Sejak tahun 2016, data ini pengelolaannya secara bertahap beralih dari Tim Nasional Percepatan Penanggulangan Kemiskinan (TNP2K) ke Kementerian Sosial yang berkembang menjadi DTKS dengan pemutakhirannya diserahkan ke pemerintah daerah. Walaupun pengembangan data terpadu ini sudah melalui proses panjang lebih dari 15 tahun, namun masalah utamanya, banyak daerah yang tidak melakukan pemutakhiran atau melakukan pemutakhiran data secara tergesa-gesa sehingga berdampak terhadap akurasi data yang dihasilkan. Hal ini terbukti dari data bahwa 93 persen DTKS 2020 masih sama dengan hasil PBDT 2015.
Menghapus kemiskinan ekstrem yang menjadi fokus utama pemerintah saat ini, tentu membutuhkan strategi jitu dalam pelaksanaannya. Keakuratan data penerima manfaat menjadi salah satu hal yang harus diperhatikan, dikarenakan setiap rupiah yang digelontorkan kepada mereka yang saat ini terjerembab sebagai rumah tangga miskin ekstrem, sangat berpengaruh dalam mengangkat mereka kembali menjadi penduduk miskin bahkan naik menjadi penduduk berkategori tidak miskin. Penerapan prinsip satu data perlindungan sosial menjadi salah satu solusi terkait data terpadu kesejahteraan sosial. Penggunaan data berbasis nomor induk kependudukan (NIK) dijadikan standar utama dan satu-satunya yang digunakan untuk seluruh jenis program perlindungan sosial. Data harus mudah diakses semua kalangan, sehingga dapat dikoreksi semisal ditemukan rumah tangga yang tak seharusnya mendapat bantuan sosial.
Solusi selanjutnya, data penerima bantuan sosial yang saat ini berada di bawah naungan Dinas Sosial, harus dimutakhirkan secara akurat dan berkelanjutan. Kabupaten-kabupaten di Jawa Timur yang menjadi wilayah prioritas pengentasan kemiskinan ekstrem harus melakukan upaya extra ordinary, demi mencapai target pemerintah pusat maupun provinsi baik dalam melakukan pemutakhiran yang akurat maupun langkah-langkah strategis yang akan dilakukan dalam tiga tahun ke depan. Bantalan ekonomi yang akan diberikan nantinya harus dipastikan tersalurkan kepada mereka yang memang berhak menerima. Pelibatan tokoh masyarakat, adat, maupun agama dalam sebuah forum komunikasi publik menjadi salah satu terobosan yang dapat diterapkan dalam memastikan keakuratan data tersebut.

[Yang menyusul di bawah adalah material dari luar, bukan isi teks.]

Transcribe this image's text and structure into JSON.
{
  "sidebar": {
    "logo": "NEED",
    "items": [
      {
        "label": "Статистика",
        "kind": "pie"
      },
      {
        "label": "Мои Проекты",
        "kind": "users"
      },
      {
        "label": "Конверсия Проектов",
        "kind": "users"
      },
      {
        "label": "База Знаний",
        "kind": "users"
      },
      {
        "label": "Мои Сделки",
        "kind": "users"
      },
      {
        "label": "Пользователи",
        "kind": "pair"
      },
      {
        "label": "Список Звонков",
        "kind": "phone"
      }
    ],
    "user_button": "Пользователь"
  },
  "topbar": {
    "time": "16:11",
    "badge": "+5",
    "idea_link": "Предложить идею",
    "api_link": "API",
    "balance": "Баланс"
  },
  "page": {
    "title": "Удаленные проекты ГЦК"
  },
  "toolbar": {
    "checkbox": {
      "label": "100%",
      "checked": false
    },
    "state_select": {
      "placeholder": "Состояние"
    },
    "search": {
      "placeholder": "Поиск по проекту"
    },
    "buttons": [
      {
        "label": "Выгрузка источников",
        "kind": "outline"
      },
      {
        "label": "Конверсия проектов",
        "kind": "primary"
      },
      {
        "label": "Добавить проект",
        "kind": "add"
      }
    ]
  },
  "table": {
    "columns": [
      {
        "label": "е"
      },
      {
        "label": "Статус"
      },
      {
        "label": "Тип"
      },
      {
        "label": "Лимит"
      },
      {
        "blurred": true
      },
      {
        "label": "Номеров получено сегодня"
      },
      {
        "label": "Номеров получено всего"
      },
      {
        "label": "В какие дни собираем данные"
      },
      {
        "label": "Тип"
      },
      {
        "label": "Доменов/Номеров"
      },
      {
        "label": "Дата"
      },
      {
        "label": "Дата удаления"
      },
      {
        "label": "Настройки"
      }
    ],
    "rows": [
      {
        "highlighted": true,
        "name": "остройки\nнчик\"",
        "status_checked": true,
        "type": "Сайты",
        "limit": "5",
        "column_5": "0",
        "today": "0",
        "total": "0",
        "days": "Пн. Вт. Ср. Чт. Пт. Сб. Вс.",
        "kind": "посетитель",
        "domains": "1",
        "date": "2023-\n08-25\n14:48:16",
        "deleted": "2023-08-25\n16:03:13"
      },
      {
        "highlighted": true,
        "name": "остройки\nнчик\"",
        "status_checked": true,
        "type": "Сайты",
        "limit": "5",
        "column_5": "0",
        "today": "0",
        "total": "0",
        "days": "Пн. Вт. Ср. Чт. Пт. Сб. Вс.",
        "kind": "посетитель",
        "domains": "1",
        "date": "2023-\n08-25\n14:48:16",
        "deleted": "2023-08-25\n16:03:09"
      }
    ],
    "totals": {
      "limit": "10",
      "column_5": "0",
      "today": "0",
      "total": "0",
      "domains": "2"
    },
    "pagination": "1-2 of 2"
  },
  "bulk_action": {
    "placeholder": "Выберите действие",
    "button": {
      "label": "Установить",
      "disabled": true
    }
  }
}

Pengentasan kemiskinan ekstrem memang perlu upaya luar biasa dari semua pihak, dan kita yakin kebijakan tersebut akan berhasil jika berpijak pada data berkualitas. Dengan penerapan satu data perlindungan sosial disertai pemutakhiran data yang akurat, maka diharapkan carut-marut data tersebut akan teratasi dan target nol persen kemiskinan ekstrem di Jawa Timur maupun secara nasional pada akhir tahun 2024 pun akan tercapai.
*) Penulis adalah Statistisi Ahli Pertama di Badan Pusat Statistik (BPS) Kabupaten Jember.